Long live Tony the Pony.

charcircuit · on Jan 26, 2024

They were using regex to block bad input without needing to parse HTML.

samatman · on Jan 27, 2024

hope they were using more than one pass....

    <scr<script>ipt>

charcircuit · on Jan 27, 2024

You could identify that as not a valid tag in a single pass and know that you should escape the < and > on it.

For the implementation all the real HTML tags should be generated by the formatter and not originate from the original input. When formarring the valid tags get deleted from the input and everything else is properly HTML escaped.

As a primitive example imagine that the only HTML tags the formatter is able to output is <b> and </b> tags alongside HTML escaped text.
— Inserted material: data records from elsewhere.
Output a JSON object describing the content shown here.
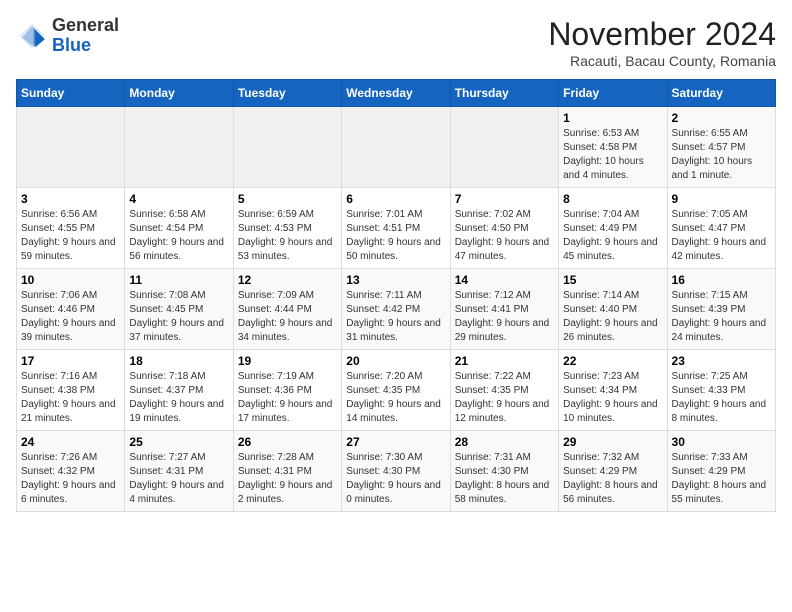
{
  "header": {
    "logo_general": "General",
    "logo_blue": "Blue",
    "month_title": "November 2024",
    "location": "Racauti, Bacau County, Romania"
  },
  "days_of_week": [
    "Sunday",
    "Monday",
    "Tuesday",
    "Wednesday",
    "Thursday",
    "Friday",
    "Saturday"
  ],
  "weeks": [
    [
      {
        "day": "",
        "info": ""
      },
      {
        "day": "",
        "info": ""
      },
      {
        "day": "",
        "info": ""
      },
      {
        "day": "",
        "info": ""
      },
      {
        "day": "",
        "info": ""
      },
      {
        "day": "1",
        "info": "Sunrise: 6:53 AM\nSunset: 4:58 PM\nDaylight: 10 hours and 4 minutes."
      },
      {
        "day": "2",
        "info": "Sunrise: 6:55 AM\nSunset: 4:57 PM\nDaylight: 10 hours and 1 minute."
      }
    ],
    [
      {
        "day": "3",
        "info": "Sunrise: 6:56 AM\nSunset: 4:55 PM\nDaylight: 9 hours and 59 minutes."
      },
      {
        "day": "4",
        "info": "Sunrise: 6:58 AM\nSunset: 4:54 PM\nDaylight: 9 hours and 56 minutes."
      },
      {
        "day": "5",
        "info": "Sunrise: 6:59 AM\nSunset: 4:53 PM\nDaylight: 9 hours and 53 minutes."
      },
      {
        "day": "6",
        "info": "Sunrise: 7:01 AM\nSunset: 4:51 PM\nDaylight: 9 hours and 50 minutes."
      },
      {
        "day": "7",
        "info": "Sunrise: 7:02 AM\nSunset: 4:50 PM\nDaylight: 9 hours and 47 minutes."
      },
      {
        "day": "8",
        "info": "Sunrise: 7:04 AM\nSunset: 4:49 PM\nDaylight: 9 hours and 45 minutes."
      },
      {
        "day": "9",
        "info": "Sunrise: 7:05 AM\nSunset: 4:47 PM\nDaylight: 9 hours and 42 minutes."
      }
    ],
    [
      {
        "day": "10",
        "info": "Sunrise: 7:06 AM\nSunset: 4:46 PM\nDaylight: 9 hours and 39 minutes."
      },
      {
        "day": "11",
        "info": "Sunrise: 7:08 AM\nSunset: 4:45 PM\nDaylight: 9 hours and 37 minutes."
      },
      {
        "day": "12",
        "info": "Sunrise: 7:09 AM\nSunset: 4:44 PM\nDaylight: 9 hours and 34 minutes."
      },
      {
        "day": "13",
        "info": "Sunrise: 7:11 AM\nSunset: 4:42 PM\nDaylight: 9 hours and 31 minutes."
      },
      {
        "day": "14",
        "info": "Sunrise: 7:12 AM\nSunset: 4:41 PM\nDaylight: 9 hours and 29 minutes."
      },
      {
        "day": "15",
        "info": "Sunrise: 7:14 AM\nSunset: 4:40 PM\nDaylight: 9 hours and 26 minutes."
      },
      {
        "day": "16",
        "info": "Sunrise: 7:15 AM\nSunset: 4:39 PM\nDaylight: 9 hours and 24 minutes."
      }
    ],
    [
      {
        "day": "17",
        "info": "Sunrise: 7:16 AM\nSunset: 4:38 PM\nDaylight: 9 hours and 21 minutes."
      },
      {
        "day": "18",
        "info": "Sunrise: 7:18 AM\nSunset: 4:37 PM\nDaylight: 9 hours and 19 minutes."
      },
      {
        "day": "19",
        "info": "Sunrise: 7:19 AM\nSunset: 4:36 PM\nDaylight: 9 hours and 17 minutes."
      },
      {
        "day": "20",
        "info": "Sunrise: 7:20 AM\nSunset: 4:35 PM\nDaylight: 9 hours and 14 minutes."
      },
      {
        "day": "21",
        "info": "Sunrise: 7:22 AM\nSunset: 4:35 PM\nDaylight: 9 hours and 12 minutes."
      },
      {
        "day": "22",
        "info": "Sunrise: 7:23 AM\nSunset: 4:34 PM\nDaylight: 9 hours and 10 minutes."
      },
      {
        "day": "23",
        "info": "Sunrise: 7:25 AM\nSunset: 4:33 PM\nDaylight: 9 hours and 8 minutes."
      }
    ],
    [
      {
        "day": "24",
        "info": "Sunrise: 7:26 AM\nSunset: 4:32 PM\nDaylight: 9 hours and 6 minutes."
      },
      {
        "day": "25",
        "info": "Sunrise: 7:27 AM\nSunset: 4:31 PM\nDaylight: 9 hours and 4 minutes."
      },
      {
        "day": "26",
        "info": "Sunrise: 7:28 AM\nSunset: 4:31 PM\nDaylight: 9 hours and 2 minutes."
      },
      {
        "day": "27",
        "info": "Sunrise: 7:30 AM\nSunset: 4:30 PM\nDaylight: 9 hours and 0 minutes."
      },
      {
        "day": "28",
        "info": "Sunrise: 7:31 AM\nSunset: 4:30 PM\nDaylight: 8 hours and 58 minutes."
      },
      {
        "day": "29",
        "info": "Sunrise: 7:32 AM\nSunset: 4:29 PM\nDaylight: 8 hours and 56 minutes."
      },
      {
        "day": "30",
        "info": "Sunrise: 7:33 AM\nSunset: 4:29 PM\nDaylight: 8 hours and 55 minutes."
      }
    ]
  ]
}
That means it will be impossible for a script tag to ever be outputed by the formatter.

MatmaRex · on Jan 27, 2024

You can read about some things they did, and didn't! https://samy.pl/myspace/tech.html

SeriousM · on Jan 27, 2024

I wonder how many passes it needs at all. I mean, if you <scr<scr<scr<script>ipt>ipt>ipt> as many times as possible, you'll end up with a xss. Removing < and > at all would be the safest solution.

paulpauper · on Jan 26, 2024

Ppl were coding up xss back in the day on Myspace to spread ringtone offers

hot_gril · on Jan 26, 2024

Innocent users getting pwned aside, that sounds fun, an anarchy website in Windows XP days.